Role of IL-32 in the Vitamin D Response Pathway against Mycobacterium tuberculosis

Understanding the innate immune response required in host defense against bacterial infections is crucial to treating Mycobacterium tuberculosis. The innate immune response against mycobacteria responds via the vitamin D-mediated antimicrobial program in macrophages. This vitamin D response (VDR) pathway requires the release of the immunodolutary cytokines, interleukin 15 (IL -15) or interferon gamma (IFN-γ) or can be triggered upon bacterial recognition from toll-like receptors (TLR).
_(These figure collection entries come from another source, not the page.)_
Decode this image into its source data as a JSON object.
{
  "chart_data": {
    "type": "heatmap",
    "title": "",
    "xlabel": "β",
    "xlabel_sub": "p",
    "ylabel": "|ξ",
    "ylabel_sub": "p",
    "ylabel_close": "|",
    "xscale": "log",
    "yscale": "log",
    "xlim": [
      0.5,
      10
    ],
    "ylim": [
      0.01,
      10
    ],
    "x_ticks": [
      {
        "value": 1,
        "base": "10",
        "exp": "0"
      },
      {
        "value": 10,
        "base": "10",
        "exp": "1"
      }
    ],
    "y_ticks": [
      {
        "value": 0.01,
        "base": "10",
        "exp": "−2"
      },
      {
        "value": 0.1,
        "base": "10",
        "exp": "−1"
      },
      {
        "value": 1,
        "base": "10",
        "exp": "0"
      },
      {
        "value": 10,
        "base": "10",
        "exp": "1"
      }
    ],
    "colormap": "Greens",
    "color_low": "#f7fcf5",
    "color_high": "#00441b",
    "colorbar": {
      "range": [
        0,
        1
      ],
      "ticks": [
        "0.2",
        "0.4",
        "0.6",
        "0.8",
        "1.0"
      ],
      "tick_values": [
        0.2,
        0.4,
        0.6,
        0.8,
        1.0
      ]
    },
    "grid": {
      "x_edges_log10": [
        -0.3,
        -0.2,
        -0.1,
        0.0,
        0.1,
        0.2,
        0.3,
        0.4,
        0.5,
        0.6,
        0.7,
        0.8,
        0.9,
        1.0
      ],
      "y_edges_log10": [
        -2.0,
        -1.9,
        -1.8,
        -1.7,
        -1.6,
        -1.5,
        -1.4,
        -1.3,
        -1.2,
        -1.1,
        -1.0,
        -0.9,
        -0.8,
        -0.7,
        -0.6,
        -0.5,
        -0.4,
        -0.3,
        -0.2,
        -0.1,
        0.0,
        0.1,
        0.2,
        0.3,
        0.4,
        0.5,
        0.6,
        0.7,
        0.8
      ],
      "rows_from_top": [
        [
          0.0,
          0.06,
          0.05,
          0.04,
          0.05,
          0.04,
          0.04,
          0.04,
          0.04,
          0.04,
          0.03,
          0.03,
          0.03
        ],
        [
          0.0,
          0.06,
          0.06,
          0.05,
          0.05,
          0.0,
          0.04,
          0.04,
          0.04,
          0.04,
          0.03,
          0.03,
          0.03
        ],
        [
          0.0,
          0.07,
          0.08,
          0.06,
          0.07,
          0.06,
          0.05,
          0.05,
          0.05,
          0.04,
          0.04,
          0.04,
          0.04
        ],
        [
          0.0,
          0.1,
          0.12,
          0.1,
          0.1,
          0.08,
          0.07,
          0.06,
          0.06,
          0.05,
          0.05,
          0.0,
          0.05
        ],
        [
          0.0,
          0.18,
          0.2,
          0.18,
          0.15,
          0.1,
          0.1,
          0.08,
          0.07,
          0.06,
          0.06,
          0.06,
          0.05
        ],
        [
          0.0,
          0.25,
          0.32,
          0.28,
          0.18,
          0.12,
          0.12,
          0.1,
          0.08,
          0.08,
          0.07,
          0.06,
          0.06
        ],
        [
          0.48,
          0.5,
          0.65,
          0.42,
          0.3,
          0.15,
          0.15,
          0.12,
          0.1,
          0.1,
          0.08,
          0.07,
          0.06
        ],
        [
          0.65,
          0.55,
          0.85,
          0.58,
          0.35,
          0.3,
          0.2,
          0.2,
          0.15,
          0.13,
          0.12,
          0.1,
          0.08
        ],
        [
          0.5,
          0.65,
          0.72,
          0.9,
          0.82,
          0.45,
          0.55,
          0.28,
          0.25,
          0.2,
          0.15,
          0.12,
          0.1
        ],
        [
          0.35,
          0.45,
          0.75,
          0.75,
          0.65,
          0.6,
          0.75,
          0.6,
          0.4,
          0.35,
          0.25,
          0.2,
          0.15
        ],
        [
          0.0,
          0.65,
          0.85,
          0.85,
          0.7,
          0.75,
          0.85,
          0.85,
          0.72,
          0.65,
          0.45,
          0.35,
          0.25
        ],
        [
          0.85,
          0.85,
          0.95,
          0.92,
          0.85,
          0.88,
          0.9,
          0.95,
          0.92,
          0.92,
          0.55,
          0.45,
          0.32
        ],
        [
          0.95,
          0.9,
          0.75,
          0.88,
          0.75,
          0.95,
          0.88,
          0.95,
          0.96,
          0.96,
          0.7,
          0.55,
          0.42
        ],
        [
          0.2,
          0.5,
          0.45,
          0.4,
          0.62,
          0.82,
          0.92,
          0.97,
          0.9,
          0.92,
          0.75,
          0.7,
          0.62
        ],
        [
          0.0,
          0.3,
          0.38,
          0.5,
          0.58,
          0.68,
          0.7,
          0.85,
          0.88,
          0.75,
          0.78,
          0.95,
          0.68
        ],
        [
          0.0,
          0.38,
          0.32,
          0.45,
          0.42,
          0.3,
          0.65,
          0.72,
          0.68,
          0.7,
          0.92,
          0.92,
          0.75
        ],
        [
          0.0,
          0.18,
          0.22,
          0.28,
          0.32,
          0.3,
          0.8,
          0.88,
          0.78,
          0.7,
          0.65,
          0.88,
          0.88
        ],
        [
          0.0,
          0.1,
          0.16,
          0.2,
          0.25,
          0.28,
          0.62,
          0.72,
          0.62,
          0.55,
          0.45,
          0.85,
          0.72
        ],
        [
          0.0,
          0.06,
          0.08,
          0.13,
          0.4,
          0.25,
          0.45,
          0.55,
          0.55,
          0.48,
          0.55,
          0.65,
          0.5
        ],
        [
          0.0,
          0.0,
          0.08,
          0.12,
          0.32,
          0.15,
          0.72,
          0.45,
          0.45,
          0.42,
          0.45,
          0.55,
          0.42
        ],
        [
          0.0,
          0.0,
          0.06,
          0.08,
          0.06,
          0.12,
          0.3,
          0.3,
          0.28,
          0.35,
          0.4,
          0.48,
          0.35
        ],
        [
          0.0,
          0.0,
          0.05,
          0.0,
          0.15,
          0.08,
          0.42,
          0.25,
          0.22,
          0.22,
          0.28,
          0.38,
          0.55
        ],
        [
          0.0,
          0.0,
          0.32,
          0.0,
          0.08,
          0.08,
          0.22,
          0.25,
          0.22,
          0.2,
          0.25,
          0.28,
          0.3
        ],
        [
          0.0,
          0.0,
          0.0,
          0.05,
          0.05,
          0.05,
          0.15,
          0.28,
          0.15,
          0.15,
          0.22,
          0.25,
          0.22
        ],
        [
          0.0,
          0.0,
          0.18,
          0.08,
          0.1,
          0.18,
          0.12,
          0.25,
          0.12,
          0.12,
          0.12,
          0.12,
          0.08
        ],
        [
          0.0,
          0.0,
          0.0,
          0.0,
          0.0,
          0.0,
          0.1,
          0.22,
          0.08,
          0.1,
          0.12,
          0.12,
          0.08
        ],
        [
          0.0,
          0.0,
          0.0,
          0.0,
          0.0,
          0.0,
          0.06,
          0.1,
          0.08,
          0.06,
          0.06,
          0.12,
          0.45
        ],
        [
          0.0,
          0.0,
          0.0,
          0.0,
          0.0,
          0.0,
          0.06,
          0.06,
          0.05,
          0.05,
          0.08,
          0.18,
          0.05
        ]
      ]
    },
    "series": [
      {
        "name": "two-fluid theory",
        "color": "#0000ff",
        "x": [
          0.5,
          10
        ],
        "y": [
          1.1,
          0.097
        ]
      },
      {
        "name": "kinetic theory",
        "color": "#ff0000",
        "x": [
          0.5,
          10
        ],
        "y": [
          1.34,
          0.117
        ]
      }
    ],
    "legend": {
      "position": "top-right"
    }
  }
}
The pathway requires the conversion of inactive vitamin D (hydroxyvitamin 25D3) to the active vitamin D (prohormone 1,25D) by the enzyme CYP27B1. Thereafter, the VDR pathway upregulates antimicrobial peptides, cathelicidin (CATH) and defensin 4 gene (DEFB4), which directly kill mycobacteria. Our preliminary microarray studies demonstrate that IL-15 upregualtes interleukin 32 (IL-32), a pro-inflammatory cytokine that also plays a role in host defense against M. tuberculosis. IL-32 is sufficient to induce the VDR pathway and that IFNG and IL-15 induction of the VDR pathway is dependent on IL-32. Human peripheral blood monocytes treated with IL-32 demonstrated induction of CYP27B1, CATH, and DEFB4 by quantitative polymerase chain reaction. In the siIL-32 knockdown, monocytes treated with IFN-γ or IL-15 demonstrated lower levels of induction of CYP27B1 mRNA. In the control siRNA, the levels of induction of CYP27B1 remained the same suggesting induction of the VDR pathway by IFN-γ and IL-15 does depend on IL-32.  A better comprehension of IL-32’s role in the VDR pathway serves to provide therapeutic approaches in a non-abiotic manner to successfully overcome multi-drug resistant strains in M. tuberculosis.